How DevOps Transforms Operations: Building High‑Efficiency Teams at Meitu
This article shares Meitu's DevOps journey, detailing how the company restructured its organization, adopted agile practices, cultivated an engineer culture, implemented continuous integration, and built a unified monitoring system to create a high‑efficiency operations team.
1. Meitu's DevOps Practice
We first look at the traditional product delivery model, where development, testing, and release involve multiple departments and security teams from the early stages, making the process complex when DevOps is introduced.
1.1 Characteristics of the Traditional Model
Non‑automation : Departments are siloed, standards differ, and automation across the chain is difficult.
Slow iteration : Without automation, delivery cycles are long.
Poor environment consistency : Teams use different deployment standards. Meitu built a container platform, standardizing delivery via container images, similar to the DCP platform introduced at Sina.
The traditional model suffers from fragmented goals, duplicated effort, and high resource costs, especially in large teams.
1.2 What DevOps Can Solve
DevOps addresses two dimensions: organizational collaboration and the entire software delivery lifecycle, enabling faster, more efficient product delivery.
Key influences include thought leaders such as Chen Zheng‑Wei and the GOPS community, which provide standards for DevOps adoption.
2. Building an Efficient Team
We improve team efficiency from three aspects: organization, agile teams, and engineer culture.
2.1 Organizational Structure
We examined various structures, from clear hierarchical models to BG+BU models like Tencent. The goal is to flatten the organization, align goals, and create virtual teams that report both to their functional group and to project owners.
Virtual teams are formed with PMO involvement, allowing cross‑functional members to work together on projects such as containerization, sharing outcomes and costs.
2.2 Agile Teams
Products follow an agile workflow managed with Kanban. Tools include Confluence for cross‑department collaboration and lightweight tools like Slack and Trello for project‑level tracking, which significantly improve delivery speed.
2.3 Engineer Culture
Beyond efficient operations, we foster an engineer culture that encourages sharing, internal salons, and recognition. We introduced a "fault culture" with detailed fault‑management procedures, quantitative evaluation metrics, and post‑mortem analysis to continuously improve reliability.
3. Continuous Integration Practice
Meitu's product portfolio spans mobile apps, hardware, e‑commerce, and PC software. To handle diverse workloads, we split services across physical machines, containers, and public clouds.
Physical‑machine pipelines use Jenkins, while container pipelines use GitLab CI. We define five environments (Dev, Dev‑Common, Pre, Beta, Release) and automate promotion across them.
Containerized workloads run on a private K8s cloud built by the Meitu Cloud division, exposing unified APIs for deployment and monitoring.

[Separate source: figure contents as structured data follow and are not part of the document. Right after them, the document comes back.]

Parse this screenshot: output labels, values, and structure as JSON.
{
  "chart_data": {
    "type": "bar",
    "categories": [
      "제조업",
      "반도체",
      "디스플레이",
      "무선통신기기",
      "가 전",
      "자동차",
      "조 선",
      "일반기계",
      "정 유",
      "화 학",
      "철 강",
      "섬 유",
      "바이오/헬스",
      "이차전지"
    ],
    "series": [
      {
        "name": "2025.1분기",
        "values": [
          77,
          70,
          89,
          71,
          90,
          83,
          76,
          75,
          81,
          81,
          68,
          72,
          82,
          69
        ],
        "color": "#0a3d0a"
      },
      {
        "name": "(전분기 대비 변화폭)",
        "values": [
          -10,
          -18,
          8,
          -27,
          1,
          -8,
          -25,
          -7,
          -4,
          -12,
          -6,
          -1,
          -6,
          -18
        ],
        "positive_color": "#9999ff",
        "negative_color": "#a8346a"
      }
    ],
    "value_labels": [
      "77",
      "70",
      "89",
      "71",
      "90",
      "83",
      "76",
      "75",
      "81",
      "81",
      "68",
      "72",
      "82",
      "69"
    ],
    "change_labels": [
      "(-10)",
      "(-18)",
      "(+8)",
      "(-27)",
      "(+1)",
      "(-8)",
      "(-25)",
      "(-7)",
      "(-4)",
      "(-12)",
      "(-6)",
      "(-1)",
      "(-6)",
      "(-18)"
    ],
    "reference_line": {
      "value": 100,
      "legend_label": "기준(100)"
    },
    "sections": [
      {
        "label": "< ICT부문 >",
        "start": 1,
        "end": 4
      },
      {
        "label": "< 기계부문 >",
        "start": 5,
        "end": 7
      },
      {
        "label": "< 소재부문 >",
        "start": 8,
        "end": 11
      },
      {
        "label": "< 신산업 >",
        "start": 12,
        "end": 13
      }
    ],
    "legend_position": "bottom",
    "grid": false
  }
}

4. Monitoring System Construction
Given the variety of environments, we built an integrated monitoring platform with layered metric collection, storage, and analysis. The system supports unified alerting, fault detection, and visualization via Grafana.
Alert aggregation is handled by a unified alert platform (UAP) that routes alerts to appropriate teams through enterprise WeChat, supporting convergence rules, severity classification, and visual dashboards.
Note: This article is compiled from the GOPS Global Operations Conference 2018 – Shanghai session.